Die Wallfahrtskirche St. Iddaburg zieht jedes Jahr Hunderte von Besucherinnen und Besuchern an. Unweit davon geht ein Funkverein seinem Hobby nach – die Heilige Idda ermöglicht weltweite Kontakte.

«Auf der Iddaburg gibt es also wirklich die Dreifaltigkeit. Nebst der Wallfahrtskirche und dem Gasthaus gehören auch wir seit Langem dazu», sagt HB9HJX und muss lachen. Er gibt heute Einblick in eine für viele unbekannte Welt: die des Funkens.

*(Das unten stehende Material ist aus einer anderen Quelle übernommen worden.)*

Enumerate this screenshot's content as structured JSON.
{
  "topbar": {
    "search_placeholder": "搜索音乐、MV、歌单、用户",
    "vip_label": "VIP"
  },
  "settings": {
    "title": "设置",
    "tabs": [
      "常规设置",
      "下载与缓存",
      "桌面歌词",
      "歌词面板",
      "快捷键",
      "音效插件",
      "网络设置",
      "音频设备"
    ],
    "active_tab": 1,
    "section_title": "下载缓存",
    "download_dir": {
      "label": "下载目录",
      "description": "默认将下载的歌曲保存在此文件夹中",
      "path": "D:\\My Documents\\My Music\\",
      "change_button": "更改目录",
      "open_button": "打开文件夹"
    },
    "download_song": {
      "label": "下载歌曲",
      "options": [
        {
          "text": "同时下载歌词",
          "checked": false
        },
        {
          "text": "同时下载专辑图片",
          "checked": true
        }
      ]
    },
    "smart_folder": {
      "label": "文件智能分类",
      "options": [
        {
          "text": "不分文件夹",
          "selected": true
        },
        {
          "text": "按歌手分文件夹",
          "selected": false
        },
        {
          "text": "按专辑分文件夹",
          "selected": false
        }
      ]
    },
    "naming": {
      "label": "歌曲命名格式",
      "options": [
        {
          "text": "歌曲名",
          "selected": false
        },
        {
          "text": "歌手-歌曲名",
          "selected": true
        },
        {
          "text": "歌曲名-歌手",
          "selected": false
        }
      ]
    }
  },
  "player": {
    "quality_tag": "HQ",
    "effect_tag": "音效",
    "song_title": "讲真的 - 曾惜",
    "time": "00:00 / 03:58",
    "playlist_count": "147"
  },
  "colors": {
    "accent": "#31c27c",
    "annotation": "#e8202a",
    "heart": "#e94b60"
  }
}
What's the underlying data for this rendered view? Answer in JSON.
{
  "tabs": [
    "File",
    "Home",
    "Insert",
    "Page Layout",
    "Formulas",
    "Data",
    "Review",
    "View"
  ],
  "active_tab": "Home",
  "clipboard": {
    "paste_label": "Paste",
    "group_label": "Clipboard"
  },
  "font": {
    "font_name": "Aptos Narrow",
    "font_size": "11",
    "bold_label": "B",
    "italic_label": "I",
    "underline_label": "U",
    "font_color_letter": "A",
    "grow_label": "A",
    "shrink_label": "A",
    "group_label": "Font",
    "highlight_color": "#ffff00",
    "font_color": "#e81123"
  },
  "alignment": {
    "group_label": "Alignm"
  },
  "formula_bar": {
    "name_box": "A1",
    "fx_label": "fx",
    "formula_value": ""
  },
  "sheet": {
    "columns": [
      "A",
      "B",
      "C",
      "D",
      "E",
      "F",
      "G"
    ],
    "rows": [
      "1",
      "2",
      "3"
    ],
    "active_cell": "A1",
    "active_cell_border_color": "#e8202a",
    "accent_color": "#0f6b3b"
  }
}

Seit 1991 gibt es versteckt hinter dem Gasthaus St. Iddaburg in einem verwitterten alten Schopf einen Funkraum, in der Fachsprache Shack genannt. Auf wenigen Quadratmetern stapeln sich hier Funkgeräte, Netzteile, Bediengeräte und PC-Bildschirme. An der einen Wand hängt eine grosse Landkarte mit den europäischen Ländern, an der gegenüberliegenden vier Azimut-Karten. Darauf können die Funker die genauen Koordinaten der einzelnen Länder ablesen.

Mit QSL-Karten bestätigen die Funker erfolgreiche Funkverbindungen. Sie enthalten Informationen wie das Rufzeichen der Gegenstation, das Datum und die Frequenz.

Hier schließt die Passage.